Published
I work in a busy level 2 trauma center and May first the er is going to be with out paper. Our director says that we will be one of the first er's to go to computer charting...is this correct does anyone out there use them at their er? If so how does it work? As a member of younger generation i welcome the change and look forward to decreasing all of the time spent double and triple charting things. the part i fear is the changeover and the famous bugs in the system. if you have paperless er how did the change affect your er?

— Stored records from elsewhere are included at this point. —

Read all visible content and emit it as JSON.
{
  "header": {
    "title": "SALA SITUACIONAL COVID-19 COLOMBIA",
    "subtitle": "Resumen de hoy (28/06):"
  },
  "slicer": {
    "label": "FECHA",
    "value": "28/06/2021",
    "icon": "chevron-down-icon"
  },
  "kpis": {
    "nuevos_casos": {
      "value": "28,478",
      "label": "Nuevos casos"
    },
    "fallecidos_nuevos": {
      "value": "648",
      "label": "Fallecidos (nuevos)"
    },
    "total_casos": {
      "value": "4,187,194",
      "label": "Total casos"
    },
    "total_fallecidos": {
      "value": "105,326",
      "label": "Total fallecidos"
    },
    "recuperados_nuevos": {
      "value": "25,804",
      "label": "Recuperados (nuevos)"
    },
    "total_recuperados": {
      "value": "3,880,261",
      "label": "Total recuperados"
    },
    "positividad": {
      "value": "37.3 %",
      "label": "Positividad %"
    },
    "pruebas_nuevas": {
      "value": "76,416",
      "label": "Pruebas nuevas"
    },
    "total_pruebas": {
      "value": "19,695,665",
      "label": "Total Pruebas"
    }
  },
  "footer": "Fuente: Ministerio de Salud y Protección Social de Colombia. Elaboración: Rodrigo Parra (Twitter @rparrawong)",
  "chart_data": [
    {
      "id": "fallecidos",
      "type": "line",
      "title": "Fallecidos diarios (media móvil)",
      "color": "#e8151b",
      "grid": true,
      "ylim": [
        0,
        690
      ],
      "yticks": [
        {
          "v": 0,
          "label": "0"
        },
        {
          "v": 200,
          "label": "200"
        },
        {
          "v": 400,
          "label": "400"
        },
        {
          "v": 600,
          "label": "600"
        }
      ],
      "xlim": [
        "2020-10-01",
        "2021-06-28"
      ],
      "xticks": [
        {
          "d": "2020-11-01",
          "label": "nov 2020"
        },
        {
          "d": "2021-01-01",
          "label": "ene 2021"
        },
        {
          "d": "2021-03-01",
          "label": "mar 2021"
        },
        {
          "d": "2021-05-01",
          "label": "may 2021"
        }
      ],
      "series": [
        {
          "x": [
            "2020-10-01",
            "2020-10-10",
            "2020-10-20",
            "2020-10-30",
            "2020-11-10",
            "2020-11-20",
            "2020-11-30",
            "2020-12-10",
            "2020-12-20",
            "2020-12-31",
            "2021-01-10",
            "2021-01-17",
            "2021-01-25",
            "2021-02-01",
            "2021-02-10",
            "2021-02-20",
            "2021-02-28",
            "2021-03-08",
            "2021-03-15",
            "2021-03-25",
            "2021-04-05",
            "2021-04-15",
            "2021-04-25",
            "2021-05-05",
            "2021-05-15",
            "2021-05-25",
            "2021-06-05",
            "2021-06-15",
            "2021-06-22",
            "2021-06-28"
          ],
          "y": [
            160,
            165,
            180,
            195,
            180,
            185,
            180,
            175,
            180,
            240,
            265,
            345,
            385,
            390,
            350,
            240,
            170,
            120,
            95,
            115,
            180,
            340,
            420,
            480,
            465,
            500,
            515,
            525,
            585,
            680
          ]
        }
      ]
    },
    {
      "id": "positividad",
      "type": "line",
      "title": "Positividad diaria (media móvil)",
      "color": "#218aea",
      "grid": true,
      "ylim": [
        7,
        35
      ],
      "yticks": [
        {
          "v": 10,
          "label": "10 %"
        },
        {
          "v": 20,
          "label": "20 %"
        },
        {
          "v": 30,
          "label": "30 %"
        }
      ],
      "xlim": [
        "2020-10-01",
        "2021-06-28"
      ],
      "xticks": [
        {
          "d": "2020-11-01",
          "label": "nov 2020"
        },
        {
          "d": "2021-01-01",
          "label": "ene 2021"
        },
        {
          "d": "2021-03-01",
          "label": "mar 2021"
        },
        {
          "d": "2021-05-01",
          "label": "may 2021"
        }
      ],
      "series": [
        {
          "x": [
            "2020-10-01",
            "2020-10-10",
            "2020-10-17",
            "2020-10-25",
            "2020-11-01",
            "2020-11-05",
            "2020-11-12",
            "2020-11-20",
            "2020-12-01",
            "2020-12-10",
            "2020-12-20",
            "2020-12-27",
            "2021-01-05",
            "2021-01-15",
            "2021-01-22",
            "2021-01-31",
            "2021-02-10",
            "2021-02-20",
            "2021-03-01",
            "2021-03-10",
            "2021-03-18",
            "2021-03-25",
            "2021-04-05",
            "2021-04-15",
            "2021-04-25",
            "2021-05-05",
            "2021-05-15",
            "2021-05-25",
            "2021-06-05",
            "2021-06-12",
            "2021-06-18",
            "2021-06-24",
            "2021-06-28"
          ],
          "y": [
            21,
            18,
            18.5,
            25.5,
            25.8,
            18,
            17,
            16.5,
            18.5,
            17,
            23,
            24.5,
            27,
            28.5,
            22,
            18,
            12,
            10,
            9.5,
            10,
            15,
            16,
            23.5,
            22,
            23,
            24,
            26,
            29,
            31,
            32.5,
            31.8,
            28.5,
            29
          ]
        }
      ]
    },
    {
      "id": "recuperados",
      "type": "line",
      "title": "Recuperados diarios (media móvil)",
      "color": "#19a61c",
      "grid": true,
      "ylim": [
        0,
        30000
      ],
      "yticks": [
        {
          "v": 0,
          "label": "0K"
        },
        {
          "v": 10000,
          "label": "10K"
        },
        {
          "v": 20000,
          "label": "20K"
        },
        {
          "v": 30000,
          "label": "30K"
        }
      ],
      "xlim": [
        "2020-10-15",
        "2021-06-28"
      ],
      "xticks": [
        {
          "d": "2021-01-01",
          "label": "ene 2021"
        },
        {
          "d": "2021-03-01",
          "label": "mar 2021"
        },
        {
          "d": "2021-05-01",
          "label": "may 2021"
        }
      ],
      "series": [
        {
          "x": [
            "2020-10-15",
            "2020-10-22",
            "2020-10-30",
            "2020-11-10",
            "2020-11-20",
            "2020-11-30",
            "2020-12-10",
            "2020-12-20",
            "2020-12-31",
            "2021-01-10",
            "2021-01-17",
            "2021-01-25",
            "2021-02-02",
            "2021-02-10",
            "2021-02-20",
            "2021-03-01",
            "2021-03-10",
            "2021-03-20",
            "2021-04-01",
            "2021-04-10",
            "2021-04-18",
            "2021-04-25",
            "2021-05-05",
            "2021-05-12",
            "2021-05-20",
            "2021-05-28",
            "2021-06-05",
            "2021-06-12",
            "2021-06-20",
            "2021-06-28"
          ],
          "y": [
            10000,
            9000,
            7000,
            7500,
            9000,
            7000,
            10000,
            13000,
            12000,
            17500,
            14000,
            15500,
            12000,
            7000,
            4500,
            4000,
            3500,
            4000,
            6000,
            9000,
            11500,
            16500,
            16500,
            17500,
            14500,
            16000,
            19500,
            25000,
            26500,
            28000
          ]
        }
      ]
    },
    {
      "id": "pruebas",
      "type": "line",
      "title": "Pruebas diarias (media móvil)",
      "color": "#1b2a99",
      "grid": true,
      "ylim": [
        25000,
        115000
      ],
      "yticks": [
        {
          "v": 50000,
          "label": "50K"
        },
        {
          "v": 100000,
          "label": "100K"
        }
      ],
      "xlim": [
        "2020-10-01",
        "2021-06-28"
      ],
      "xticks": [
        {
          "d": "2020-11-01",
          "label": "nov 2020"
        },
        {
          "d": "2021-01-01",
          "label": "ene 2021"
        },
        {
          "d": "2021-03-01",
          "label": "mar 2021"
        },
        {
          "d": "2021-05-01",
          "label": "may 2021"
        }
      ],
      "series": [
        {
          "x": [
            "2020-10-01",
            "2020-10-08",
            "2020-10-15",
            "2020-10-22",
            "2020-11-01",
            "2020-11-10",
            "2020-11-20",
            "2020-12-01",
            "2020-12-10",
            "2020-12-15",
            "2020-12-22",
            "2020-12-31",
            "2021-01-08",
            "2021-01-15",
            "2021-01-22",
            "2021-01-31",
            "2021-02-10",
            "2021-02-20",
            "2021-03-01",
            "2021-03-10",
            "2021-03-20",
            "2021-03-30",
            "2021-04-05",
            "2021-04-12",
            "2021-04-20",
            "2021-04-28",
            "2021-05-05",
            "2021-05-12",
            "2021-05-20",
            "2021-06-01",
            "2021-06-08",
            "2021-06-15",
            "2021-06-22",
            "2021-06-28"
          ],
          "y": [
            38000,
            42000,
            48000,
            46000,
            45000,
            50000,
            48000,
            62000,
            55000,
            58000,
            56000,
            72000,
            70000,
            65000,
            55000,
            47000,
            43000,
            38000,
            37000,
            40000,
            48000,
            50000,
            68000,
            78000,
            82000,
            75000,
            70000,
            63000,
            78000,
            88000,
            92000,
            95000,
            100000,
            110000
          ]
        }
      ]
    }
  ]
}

My ED is soon going to a computerized system- no more chalkboard. I am terrified that it will make me insane. in the training sessions, it all seemed to work pretty well, but for the real thing, help, Tomarro will be my first day on since the system has started, so I'll let you know how it goes. But I am really scared, I had computer charting in the ICU and it was great, but the ICU, well, it isn't the ER
Hello,
We are going live with our new computerized system Ameolior, on June first at the same time we open our new ED. I will let you know how it goes! It will be nice to be able to access the chart even if the Docs have it. The rest looks pretty confusing right now. We are trialing part of the system in Triage and things seem to being going okay so far!
Y2KRN
So far, our new system has not been all that bad, though it did reduce two nurses to tears during the first week, (ugh,) It was billed as a system that never goes down (I had to wonder about this) day one, it crashed, and about a week ago our ED managed to overwhelm the system and crashed it as well... I guess we are busier than the IT guys imagined...
We have it in our Ambulator Surgery Centre of my hospital, it's ok as long as you have enough computers to do your charting. We have about 35 nurses for post\pre-op, and about 300 cases a day. It gets hairy sometimes trying to find a PC. we have about 10 PC's for 35 nurses, plus the other staff. Go figure.
Brett
I come from the before and after world of computer/paper charting..When we finally went to computers, at first I thought that would be nuts. It was WONDERFUL! Now, in my newest facility we are doing paperwork and I can only glance longingly at the computer we use to put orders in because I MISS THE COMPUTER AND LACK OF PAPERWORK PAPERWORK PAPERWORK! Don't know how that would work in the ER...Let us know! :)
We've tried meditech and dropped it for E.D. charting, but must use it for order entry and inhouse communications. (out dated and slow!, time intensive and negatively affected our efficiency!)
We tried Ibex and it had its good and bad sides, not too hard to learn and did regurgitate some hx info when you pulled a pt up, if they had been there since the program was in place. It got dropped for the internet access(server was offsite, used internet access)
We have used t-systems for some time in paper form and will be going to computerized version next week. Will be interesing to see how it goes. Am hoping it is as good as it looks!
emergency
7 Posts
We have been using EMSTAT in the very busy Level II trauma ctr here in Melbourne Fl for about 1.5 years now, and most of us love it. The best part is that you can actually READ the md orders, and the worst part is the timing of your nursing notes. When it's total chaos, instead of "retiming" the notes (an option in EMSTAT), sometimes I write a note and state "at 1230 pm primary assessment done, late entry d/t hands on pt care". Haven't gotten written up yet, so it must be acceptable. If you have a good systems administrator, they can add anything you want to the assessment choices also. For instance, just the other day I realized that most of my "chest pain" people are actually describing it as "chest pressure". Not a big difference to us, but the administrator was able to add pressure to the choices, therefor making it much more specific. Good luck, I think you will really like it. Also when the admitting md calls to give orders, everything is right there on the screen as you take the orders.